Eles praticamente não vêem diferença ente seu sucesso e o sucesso do país, por isso deixam de lado o bordão “Nada pessoal, só negócios”, porque ao menos dentro do território chinês é pessoal, eles não desistem até que absolutamente todas as possibilidades estejam esgotadas; mais ou menos como negociar com uma máfia, faltar com o negócio é ofender a família. Excesso que o governo sabe aproveitar, mas em moderação serviria bem de exemplo a ser seguido por patrões e empregados ocidentais. Ah, claro: marca desactivada é marca disponível, então se alguém decidir abrir uma nova Pontiac ou Oldsmobile, a GMC terá problemas.
Eles são flexíveis e, dentro dessa flexibilidade, são humildes. E suas plantas são aptas a modificações relativamente rápidas e a custos exequíveis. À parte a frouxidão de caso com que o país trata o ser humano e o meio ambiente, o empreendedor não encontra problemas em mudar o foco ou ampliar a gama de produção; que é parte do sucesso da Xiaomi, por exemplo. Não que a Ford deva fabricar panela de pressão na linha de montagem do Mustang, mas licenciar à moda das franquias a sua marca, para ganhar dinheiro com tudo o que tem a ver com seus productos e sua história; já fabricou de rádios a aeronaves.
Eles têm essa mesma flexibilidade com a legislação. Basicamente, o fabricante é responsável pelos danos que seus productos (e se for o caso até serviços) causarem, não há firulas, somente penas duras e garantia de que a família terá que pagar pela bala do fuzilamento, se algo grave acontecer; se o caso for de corrupção, lembre-se, o PCC é uma máfia e seus métodos são implacáveis. Tudo certo? Está pronto para assumir as conseqüências e usufruir das benesses? Então siga as regras e seja feliz.
- Eles têm consciência de que uma bolha de fibra de vidro com três ou quatro rodas não é mais insegura do que uma motocicleta, por isso carros de baixo desemprenho e uso exclusivo urbano são comuns por lá, e são baratíssimos; mesmo as versões eléctricas. Ao menos nisso a legislação deles é muito melhor do que a nossa, não há esse tipo específico de hipocrisia, então pequenos fabricantes proliferam e suprem a demanda, sem vergonha de compartilhar componentes entre si e até com motocicletas, às vezes incluindo os pneus. Por US$ 1000,00 ou menos o cidadão livra a si e mais dois da dependência de ônibus. Não importa se a tecnologia usada é cambriana, eles querem que funcione pelo preço que o producto vale, sem que a imprensa especializada tente comparar um Chevrolet Onix a um Cadillac CT6; propostas TOTALMENTE diferentes.

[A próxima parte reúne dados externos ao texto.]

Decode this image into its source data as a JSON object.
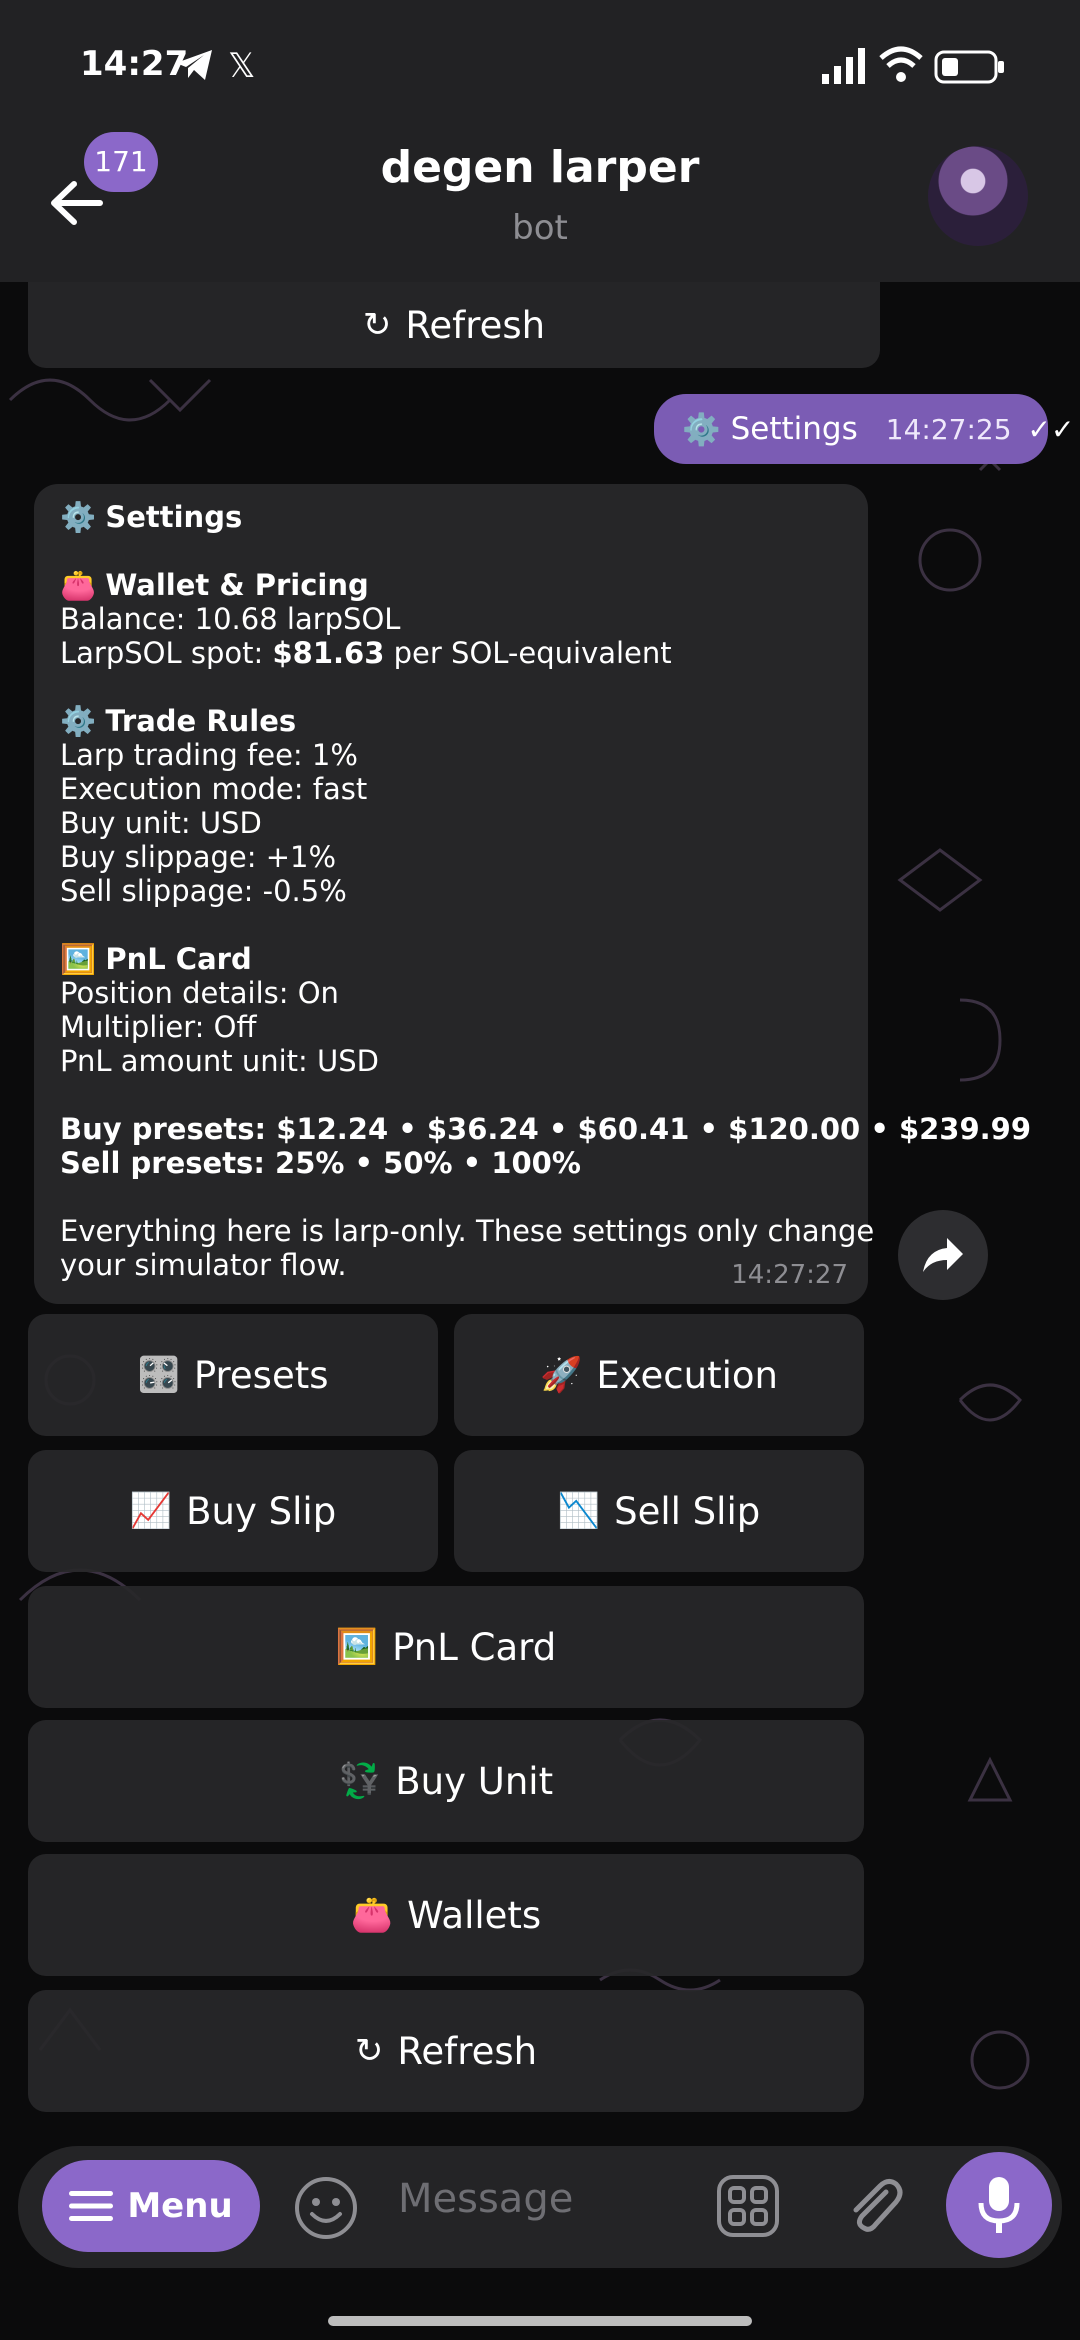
{
  "status": {
    "time": "14:27"
  },
  "header": {
    "badge": "171",
    "title": "degen larper",
    "subtitle": "bot"
  },
  "top_button": {
    "label": "Refresh",
    "icon": "↻"
  },
  "outgoing": {
    "icon": "⚙️",
    "text": "Settings",
    "time": "14:27:25"
  },
  "message": {
    "heading": "Settings",
    "wallet_heading": "Wallet & Pricing",
    "balance": "Balance: 10.68 larpSOL",
    "spot_prefix": "LarpSOL spot: ",
    "spot_value": "$81.63",
    "spot_suffix": " per SOL-equivalent",
    "rules_heading": "Trade Rules",
    "fee": "Larp trading fee: 1%",
    "exec": "Execution mode: fast",
    "buy_unit": "Buy unit: USD",
    "buy_slip": "Buy slippage: +1%",
    "sell_slip": "Sell slippage: -0.5%",
    "pnl_heading": "PnL Card",
    "position": "Position details: On",
    "multiplier": "Multiplier: Off",
    "pnl_unit": "PnL amount unit: USD",
    "buy_presets_label": "Buy presets: ",
    "buy_presets": "$12.24 • $36.24 • $60.41 • $120.00 • $239.99",
    "sell_presets_label": "Sell presets: ",
    "sell_presets": "25% • 50% • 100%",
    "footer1": "Everything here is larp-only. These settings only change",
    "footer2": "your simulator flow.",
    "time": "14:27:27"
  },
  "buttons": {
    "presets": {
      "label": "Presets",
      "icon": "🎛️"
    },
    "execution": {
      "label": "Execution",
      "icon": "🚀"
    },
    "buy_slip": {
      "label": "Buy Slip",
      "icon": "📈"
    },
    "sell_slip": {
      "label": "Sell Slip",
      "icon": "📉"
    },
    "pnl_card": {
      "label": "PnL Card",
      "icon": "🖼️"
    },
    "buy_unit": {
      "label": "Buy Unit",
      "icon": "💱"
    },
    "wallets": {
      "label": "Wallets",
      "icon": "👛"
    },
    "refresh": {
      "label": "Refresh",
      "icon": "↻"
    }
  },
  "input": {
    "menu_label": "Menu",
    "placeholder": "Message"
  },
  "colors": {
    "accent": "#8b68c9",
    "outgoing": "#7b5cb4",
    "bubble": "#262628"
  }
}
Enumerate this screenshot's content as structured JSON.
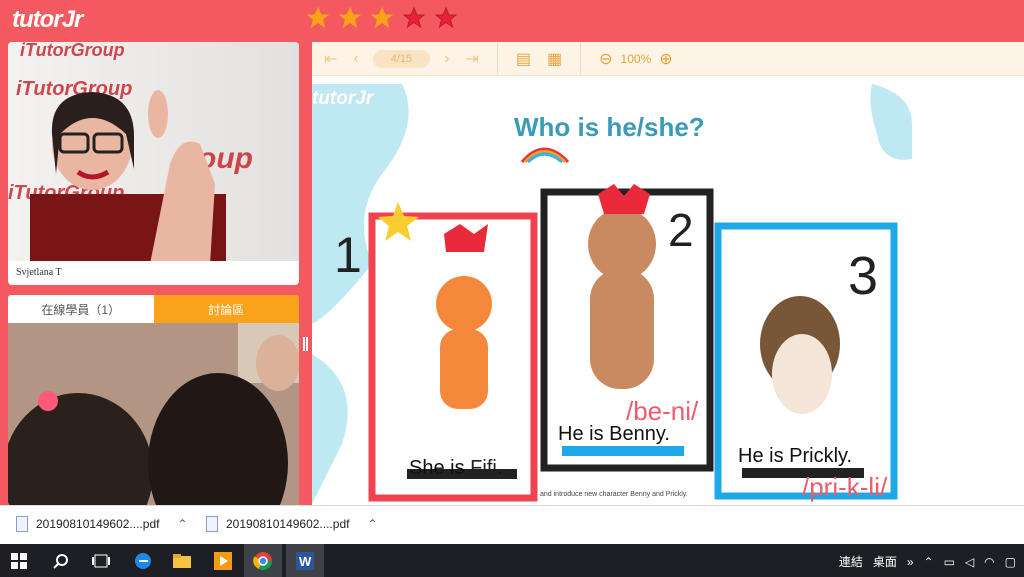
{
  "app": {
    "logo": "tutorJr"
  },
  "stars": {
    "rating": 5,
    "colors": [
      "#f9a21a",
      "#f9a21a",
      "#f9a21a",
      "#e8203a",
      "#e8203a"
    ]
  },
  "tutor_panel": {
    "name": "Svjetlana T",
    "watermark": "iTutorGroup"
  },
  "tabs": [
    {
      "label": "在線學員（1）"
    },
    {
      "label": "討論區"
    }
  ],
  "toolbar": {
    "page": "4/15",
    "zoom": "100%"
  },
  "slide": {
    "brand": "tutorJr",
    "title": "Who is he/she?",
    "cards": [
      {
        "number": "1",
        "sentence_pre": "She is ",
        "name": "Fifi",
        "suffix": "."
      },
      {
        "number": "2",
        "sentence_pre": "He is ",
        "name": "Benny",
        "suffix": ".",
        "pron": "/be-ni/"
      },
      {
        "number": "3",
        "sentence_pre": "He is ",
        "name": "Prickly",
        "suffix": ".",
        "pron": "/pri-k-li/"
      }
    ],
    "footnote": "and introduce new character Benny and Prickly."
  },
  "downloads": [
    {
      "file": "20190810149602....pdf"
    },
    {
      "file": "20190810149602....pdf"
    }
  ],
  "tray": {
    "network": "連結",
    "desktop": "桌面",
    "chevron": "»"
  }
}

Eles não têm discussões prolixas sobre o temor do que já está acontecendo e nada há para se fazer se alguém se tornar poderoso demais. É uma discussão INÚTIL que tem minado recursos e até amizades no ocidente. Se houver o que fazer a respeito, eles fazem; se não houver, eles se adaptam aos novos tempos. Simples assim. Problematizar um assunto é garantia de afastar as pessoas e, em último caso, sofrer sanções legais, porque a pessoa vai atrapalhar o progresso coletivo e eles não admitem isso. Sem esses excessos, seria muito bom nós isolarmos essa turma por aqui. Os divulgadores das coisas chinesas, pelo contrário, recebem todo o incentivo possível e destes algumas críticas constructivas são aceitas; algo que os problematizadores não toleram receber.
Em resumo, porque quanto mais escrevia, mais desmembramentos eu enxergava, a China está longe de ser exemplo para qualquer regime do mundo, até a Rússia é preferível, mas ela dá lições que deveríamos aprender imediatamente, e colocar em prática o quanto antes, para o nosso próprio bem.